Não são vinculantes.
Isso. O processo da ONU é necessário, devemos continuar investindo nele, mas precisamos entender que a governança global da sustentabilidade vai além dele, engloba outros atores que vêm ganhando importância com o processo de globalização nos últimos 25 anos (mais em reportagem “Felizes para sempre?“).
Que engrenagens alternativas são essas? Como funcionaria, por exemplo, a proposta de clubes?
A ideia de clubes, ainda não testada na prática, é de criar um grupo menor de países. A teoria da cooperação indica que, quando se tem um número menor, você consegue atingir resultados mais profundos. São acordos estreitos, mas profundos – narrow but deep. Dentro da abordagem dos clubes, acabam surgindo os chamados acordos tarifários na fronteira. Qual a forma que esses clubes têm de se proteger? Os produtores dos países pertencentes ao clube tendem a ter custos maiores, por exemplo, caso o clube acorde uma política climática mais avançada, Para não perder competitividade, impõem ajuste tarifário na fronteira aos países que estão fora do clube. Esse ajuste tarifário é uma forma de ganhar apoio interno, pois não tem mais como o produtor do país-membro dizer que é contrário ao clube. E aqueles que estão fora do grupo pensam: “Puxa, para eu exportar aos países do clube em igualdade de condições basta que eu adote também práticas mais sustentáveis”.
A competição acaba levando a uma cooperação em torno de causas globais?
Cria-se um efeito dominó quando um grupo economicamente importante entra em um acordo sobre a necessidade de fazer algo sobre a questão climática, por exemplo, e ganha-se apoio interno e adeptos, protegendo-se por meio de uma sobretaxa. Então você tem um bastão, que é o ajuste tarifário na fronteira, e uma cenoura, que é atrair novos integrantes para o clube. Aí qual é o clube que a gente consegue imaginar? O G20, no qual há mais chance de se fechar um acordo narrow but deep.
Essa é uma ideia da qual mais gente partilha?

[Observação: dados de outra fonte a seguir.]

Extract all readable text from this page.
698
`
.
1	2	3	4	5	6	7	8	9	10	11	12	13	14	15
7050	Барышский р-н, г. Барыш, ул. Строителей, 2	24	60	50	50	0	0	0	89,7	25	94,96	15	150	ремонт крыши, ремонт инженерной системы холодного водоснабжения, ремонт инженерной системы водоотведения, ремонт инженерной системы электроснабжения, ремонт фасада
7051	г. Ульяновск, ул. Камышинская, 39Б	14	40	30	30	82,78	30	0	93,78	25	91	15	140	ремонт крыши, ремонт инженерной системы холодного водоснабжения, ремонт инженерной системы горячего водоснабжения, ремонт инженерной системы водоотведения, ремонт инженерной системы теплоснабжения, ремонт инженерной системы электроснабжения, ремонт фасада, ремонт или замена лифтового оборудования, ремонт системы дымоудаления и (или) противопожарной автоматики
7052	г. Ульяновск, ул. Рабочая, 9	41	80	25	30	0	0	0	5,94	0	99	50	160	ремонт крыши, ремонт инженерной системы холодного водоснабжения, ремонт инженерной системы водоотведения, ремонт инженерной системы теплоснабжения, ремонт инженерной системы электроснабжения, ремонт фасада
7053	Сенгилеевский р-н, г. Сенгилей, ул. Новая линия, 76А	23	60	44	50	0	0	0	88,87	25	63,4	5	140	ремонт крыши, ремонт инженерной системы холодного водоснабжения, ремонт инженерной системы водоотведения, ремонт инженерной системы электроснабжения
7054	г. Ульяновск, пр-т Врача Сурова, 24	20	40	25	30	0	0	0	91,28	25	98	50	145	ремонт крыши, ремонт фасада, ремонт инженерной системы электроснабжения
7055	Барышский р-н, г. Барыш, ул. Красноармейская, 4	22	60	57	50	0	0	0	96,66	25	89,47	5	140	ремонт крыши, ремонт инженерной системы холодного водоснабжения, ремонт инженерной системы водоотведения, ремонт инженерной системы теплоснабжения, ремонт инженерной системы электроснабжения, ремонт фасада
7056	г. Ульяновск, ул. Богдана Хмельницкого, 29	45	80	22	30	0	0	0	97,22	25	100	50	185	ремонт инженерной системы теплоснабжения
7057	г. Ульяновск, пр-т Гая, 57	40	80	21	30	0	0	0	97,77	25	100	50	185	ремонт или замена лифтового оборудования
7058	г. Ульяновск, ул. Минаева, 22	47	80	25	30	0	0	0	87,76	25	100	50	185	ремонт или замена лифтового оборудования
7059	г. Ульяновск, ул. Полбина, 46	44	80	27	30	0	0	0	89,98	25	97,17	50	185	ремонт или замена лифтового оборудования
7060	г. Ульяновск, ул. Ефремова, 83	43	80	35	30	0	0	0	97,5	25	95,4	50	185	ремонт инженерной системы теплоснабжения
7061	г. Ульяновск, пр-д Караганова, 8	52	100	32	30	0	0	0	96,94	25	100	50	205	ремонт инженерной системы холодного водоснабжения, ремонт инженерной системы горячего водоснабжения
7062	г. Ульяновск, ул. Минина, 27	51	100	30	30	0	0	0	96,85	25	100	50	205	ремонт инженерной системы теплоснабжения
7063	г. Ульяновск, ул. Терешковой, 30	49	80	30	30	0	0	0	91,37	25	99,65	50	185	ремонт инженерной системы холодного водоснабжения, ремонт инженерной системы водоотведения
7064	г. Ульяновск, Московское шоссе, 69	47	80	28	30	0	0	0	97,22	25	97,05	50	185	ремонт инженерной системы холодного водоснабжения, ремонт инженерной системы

Tem mais gente, mas o problema da mudança climática atingiu uma dimensão tão grande que me parece que vale a pena insistir no âmbito da ONU. Em condições ideais, é o melhor foro, é melhor ter 200 países do que só os do G20. O acordo climático global que deve ser celebrado em Paris em dezembro provavelmente não terá a força desejada, mas isso não o torna desprovido de valor. Mesmo que não venha a ser legalmente vinculante – ou seja, que não possua sanções em caso de descumprimento, assim como ocorre em relação a outras esferas de autoridade da governança global –, um acordo no âmbito da ONU possui uma legitimidade que, aliada a outras pressões, pode levar ao cumprimento voluntário dos compromissos assumidos pelos países. O fato de que estes definam metas de redução de emissões é positivo para o círculo virtuoso da sustentabilidade. Mesmo que essas metas não venham a ser obrigatórias, elas criam uma espécie de dever moral, geram cobranças e aumentam a fiscalização por seu cumprimento. Não será a solução definitiva para o problema, mas pode se tornar uma peça fundamental da engrenagem da governança global da sustentabilidade, ao fornecer a sinalização necessária para que outros atores mudem as suas práticas.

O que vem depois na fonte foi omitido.